A GREEK MARBLE HERO RELIEF
PROPERTY OF A NEW ENGLAND PRIVATE COLLECTOR
A GREEK MARBLE HERO RELIEF

HELLENISTIC PERIOD, CIRCA LATE 4TH-3RD CENTURY B.C.

Details
A GREEK MARBLE HERO RELIEF
HELLENISTIC PERIOD, CIRCA LATE 4TH-3RD CENTURY B.C.
21 5⁄8 in. (54.9 cm.) long
Provenance
Private Collection, New York (possibly Pinto Collection, according to label adhered to underside of base).
Property from a New York Private Collection; Antiquities, Sotheby's, New York, 8 December 2000, lot 52.
Exhibited
Museum of Fine Arts, Boston, December 2000-March 2001.

Brought to you by

Hannah Fox Solomon
Hannah Fox Solomon Head of Department, Specialist

Lot Essay

The relief takes the form of a naiskos framed on either side by pilasters that support an epistyle and a cornice with antefixes. Within the naiskos, the hero or god reclines on a draped kline, leaning on pillows with his left elbow and holding a phiale in his right hand.
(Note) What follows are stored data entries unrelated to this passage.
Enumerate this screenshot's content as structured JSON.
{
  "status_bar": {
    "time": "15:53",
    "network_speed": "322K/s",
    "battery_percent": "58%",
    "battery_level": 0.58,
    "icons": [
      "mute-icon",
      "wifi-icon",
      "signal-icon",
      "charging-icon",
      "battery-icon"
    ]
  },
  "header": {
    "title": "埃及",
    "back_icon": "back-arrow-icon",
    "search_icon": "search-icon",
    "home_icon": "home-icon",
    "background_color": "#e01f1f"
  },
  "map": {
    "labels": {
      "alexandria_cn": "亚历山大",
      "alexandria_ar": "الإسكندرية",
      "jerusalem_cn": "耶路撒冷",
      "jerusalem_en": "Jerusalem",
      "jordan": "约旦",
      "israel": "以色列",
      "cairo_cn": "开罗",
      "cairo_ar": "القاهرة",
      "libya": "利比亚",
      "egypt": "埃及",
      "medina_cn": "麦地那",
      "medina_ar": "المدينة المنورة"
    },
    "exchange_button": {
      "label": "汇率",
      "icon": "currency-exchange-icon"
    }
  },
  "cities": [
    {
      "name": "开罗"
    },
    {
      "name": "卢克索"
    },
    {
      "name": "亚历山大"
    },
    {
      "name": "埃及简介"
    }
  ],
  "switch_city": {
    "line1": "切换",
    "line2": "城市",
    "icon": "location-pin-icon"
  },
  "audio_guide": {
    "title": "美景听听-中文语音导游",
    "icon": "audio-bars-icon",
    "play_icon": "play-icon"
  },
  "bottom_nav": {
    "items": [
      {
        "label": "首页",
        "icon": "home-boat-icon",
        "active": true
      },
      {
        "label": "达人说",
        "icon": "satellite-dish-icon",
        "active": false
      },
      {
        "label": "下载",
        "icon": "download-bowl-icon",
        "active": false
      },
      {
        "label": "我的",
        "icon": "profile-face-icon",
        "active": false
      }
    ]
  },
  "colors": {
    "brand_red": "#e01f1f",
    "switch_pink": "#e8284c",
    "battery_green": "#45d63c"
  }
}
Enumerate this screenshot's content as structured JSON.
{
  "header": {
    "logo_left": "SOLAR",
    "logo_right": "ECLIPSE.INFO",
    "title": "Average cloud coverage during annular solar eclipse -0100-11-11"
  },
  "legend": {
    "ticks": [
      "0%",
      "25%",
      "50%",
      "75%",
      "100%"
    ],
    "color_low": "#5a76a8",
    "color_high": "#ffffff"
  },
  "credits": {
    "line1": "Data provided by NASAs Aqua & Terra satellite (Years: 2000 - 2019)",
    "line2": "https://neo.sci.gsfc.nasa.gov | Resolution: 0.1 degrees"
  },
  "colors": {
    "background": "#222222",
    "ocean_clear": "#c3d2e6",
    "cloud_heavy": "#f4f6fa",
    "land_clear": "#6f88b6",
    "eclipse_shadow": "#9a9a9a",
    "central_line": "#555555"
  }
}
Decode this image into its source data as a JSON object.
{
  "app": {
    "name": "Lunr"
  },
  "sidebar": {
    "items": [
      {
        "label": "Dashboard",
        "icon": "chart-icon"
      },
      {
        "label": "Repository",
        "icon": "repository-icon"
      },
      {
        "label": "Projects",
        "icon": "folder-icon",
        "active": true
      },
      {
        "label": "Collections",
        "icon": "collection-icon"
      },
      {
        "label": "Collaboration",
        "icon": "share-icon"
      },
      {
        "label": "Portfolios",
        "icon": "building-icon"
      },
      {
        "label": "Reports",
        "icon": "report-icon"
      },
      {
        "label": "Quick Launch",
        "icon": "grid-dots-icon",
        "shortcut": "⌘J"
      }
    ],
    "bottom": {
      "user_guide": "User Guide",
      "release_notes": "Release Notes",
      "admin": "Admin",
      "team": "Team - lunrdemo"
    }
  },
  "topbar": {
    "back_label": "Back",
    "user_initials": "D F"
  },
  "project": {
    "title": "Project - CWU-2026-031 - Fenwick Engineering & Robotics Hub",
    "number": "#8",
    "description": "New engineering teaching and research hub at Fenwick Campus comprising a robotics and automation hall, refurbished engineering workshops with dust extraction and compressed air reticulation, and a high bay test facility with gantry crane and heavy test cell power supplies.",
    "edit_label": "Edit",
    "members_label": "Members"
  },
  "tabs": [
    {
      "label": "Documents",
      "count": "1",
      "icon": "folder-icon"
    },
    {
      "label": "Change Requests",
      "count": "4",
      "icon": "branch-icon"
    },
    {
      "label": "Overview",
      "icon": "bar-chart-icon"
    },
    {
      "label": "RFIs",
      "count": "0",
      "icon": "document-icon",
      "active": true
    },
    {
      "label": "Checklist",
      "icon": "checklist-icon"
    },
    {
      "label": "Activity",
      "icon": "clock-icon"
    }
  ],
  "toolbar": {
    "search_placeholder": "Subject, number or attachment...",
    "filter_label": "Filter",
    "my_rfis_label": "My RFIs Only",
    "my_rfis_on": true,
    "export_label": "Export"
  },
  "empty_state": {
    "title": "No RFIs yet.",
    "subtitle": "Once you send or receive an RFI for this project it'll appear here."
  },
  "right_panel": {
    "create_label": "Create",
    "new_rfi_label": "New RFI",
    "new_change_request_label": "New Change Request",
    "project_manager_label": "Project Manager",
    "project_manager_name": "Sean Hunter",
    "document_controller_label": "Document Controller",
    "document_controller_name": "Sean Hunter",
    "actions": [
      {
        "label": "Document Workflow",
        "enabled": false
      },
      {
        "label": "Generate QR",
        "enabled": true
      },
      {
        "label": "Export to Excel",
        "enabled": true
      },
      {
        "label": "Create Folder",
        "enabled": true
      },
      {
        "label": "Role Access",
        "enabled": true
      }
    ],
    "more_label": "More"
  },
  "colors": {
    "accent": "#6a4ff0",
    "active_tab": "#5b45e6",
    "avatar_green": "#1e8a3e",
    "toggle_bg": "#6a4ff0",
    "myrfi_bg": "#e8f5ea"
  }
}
Before him is a tripod table with feline legs, its circular top laden with food. At the end of the kline is a seated draped woman, her feet resting on a footstool, holding a snake in her hands. At the foot of the bed, a serving boy in a short chiton holds an oinochoe as he prepares to draw wine from a volute-krater on a stand.

Related hero reliefs with banquets scenes were dedicated throughout mainland and east Greece from the late 4th to the early 3rd century B.C. A number of them have been found in the context of Asclepieia, and many, including the example presented here, depict snakes, which are associated with healing, but it is not clear if these reliefs were dedicated to the god or if they served funerary purposes (see chapter II, “Heroenreliefs,” in N. Himmelmann, Der Ausruhende Herakles).